Figure 4: Using the ADRV9009 integrated transceiver to integrate the receive channel can reduce the noise spectral density and improve the dynamic range.
In addition, after aligning the phase and integrating multiple integrated transceiver channels, the phase noise of the phased array system can be improved. From the measurement results shown in the top three curves of Figure 5, it can be seen that the phase noise performance is improved after 8 channels are combined using the internal LO of 4 integrated transceiver ICs. To repeat it again, when there are 4 different and uncorrelated LOs, when increasing from 1 transmission channel to 8 transmission channels, the phase noise will increase by 6dB. Increasing the number of channels will further increase the phase noise of the phased array radar system. Alternatively, an external LO can be injected into each sub-array composed of N TRx integrated transceivers, and the initial phase noise can be improved from the sub-array level (as shown by the blue curve in Figure 5). However, in this way, since the elements in the sub-array all share the same LO source, they are related to each other, so it is impossible to provide channel aggregation improvement in the sub-array by themselves. For the external LO phase noise data shown in Figure 5, an R&S SMA100B signal generator is used as an external LO source.
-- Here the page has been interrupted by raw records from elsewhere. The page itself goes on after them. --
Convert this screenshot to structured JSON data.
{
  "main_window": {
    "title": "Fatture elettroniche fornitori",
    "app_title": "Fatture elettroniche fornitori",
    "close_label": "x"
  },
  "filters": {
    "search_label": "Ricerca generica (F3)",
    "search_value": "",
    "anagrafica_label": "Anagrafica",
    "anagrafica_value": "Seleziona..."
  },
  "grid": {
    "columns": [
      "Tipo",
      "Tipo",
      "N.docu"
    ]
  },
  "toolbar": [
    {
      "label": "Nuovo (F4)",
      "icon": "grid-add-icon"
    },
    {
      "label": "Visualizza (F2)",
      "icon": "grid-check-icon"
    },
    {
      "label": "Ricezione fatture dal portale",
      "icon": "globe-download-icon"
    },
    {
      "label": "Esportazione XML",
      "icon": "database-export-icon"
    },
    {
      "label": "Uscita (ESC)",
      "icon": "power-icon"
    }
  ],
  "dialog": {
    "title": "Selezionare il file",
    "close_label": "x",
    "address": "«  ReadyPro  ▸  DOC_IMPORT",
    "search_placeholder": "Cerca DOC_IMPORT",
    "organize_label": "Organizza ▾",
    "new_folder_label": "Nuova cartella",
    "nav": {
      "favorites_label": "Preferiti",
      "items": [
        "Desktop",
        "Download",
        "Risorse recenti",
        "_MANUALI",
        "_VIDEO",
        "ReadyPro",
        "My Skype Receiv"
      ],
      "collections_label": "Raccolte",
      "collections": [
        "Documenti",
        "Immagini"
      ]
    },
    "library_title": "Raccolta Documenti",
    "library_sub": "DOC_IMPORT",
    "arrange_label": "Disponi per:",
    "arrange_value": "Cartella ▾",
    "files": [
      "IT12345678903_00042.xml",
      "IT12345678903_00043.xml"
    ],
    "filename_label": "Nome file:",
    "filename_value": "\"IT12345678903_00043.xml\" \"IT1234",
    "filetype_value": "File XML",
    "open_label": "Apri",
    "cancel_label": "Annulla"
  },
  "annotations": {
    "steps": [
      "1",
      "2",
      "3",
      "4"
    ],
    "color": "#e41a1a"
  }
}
Figure 5: When using internal LO, integrating multiple ADRV9009 transmit channels can improve system-level phase noise performance. Injecting an external LO will improve the initial phase noise of the sub-array.
Integrated DSP features (such as NCO, digital phase shifter, and DUC/DDC) allow the implementation of baseband phase shift and frequency shift in the digital domain, which in turn allows the implementation of digital beams in multi-channel, integrated transceiver-based phased array radar systems Shaping. After integrating multiple functions into a single IC, the system can now use integrated transceivers to achieve antenna lattice spacing in many related phased array applications. Using more transceivers to increase the number of channels can generally narrow the beam, but will result in a larger system. However, now that multiple functions are integrated into a single IC, the proportion of the system becoming larger is still smaller than in the past. After using MATLAB® to simulate the radiation pattern, Figure 6 shows how the beam narrows when the number of channels is increased from 8 to 1024, and how the theoretical lobe amplitude becomes deeper. The actual power zero point will be determined in the antenna design.
in conclusion
Integrating multiple digital and analog functions in a single IC can realize a smaller phased array radar system. These systems support the implementation of digital beamforming and hybrid beamforming, depending on the system specifications. It has been proven that system-level performance improvements can be achieved using ADI's ADRV9009. These integrated devices allow many new systems to use the same hardware to run multiple applications.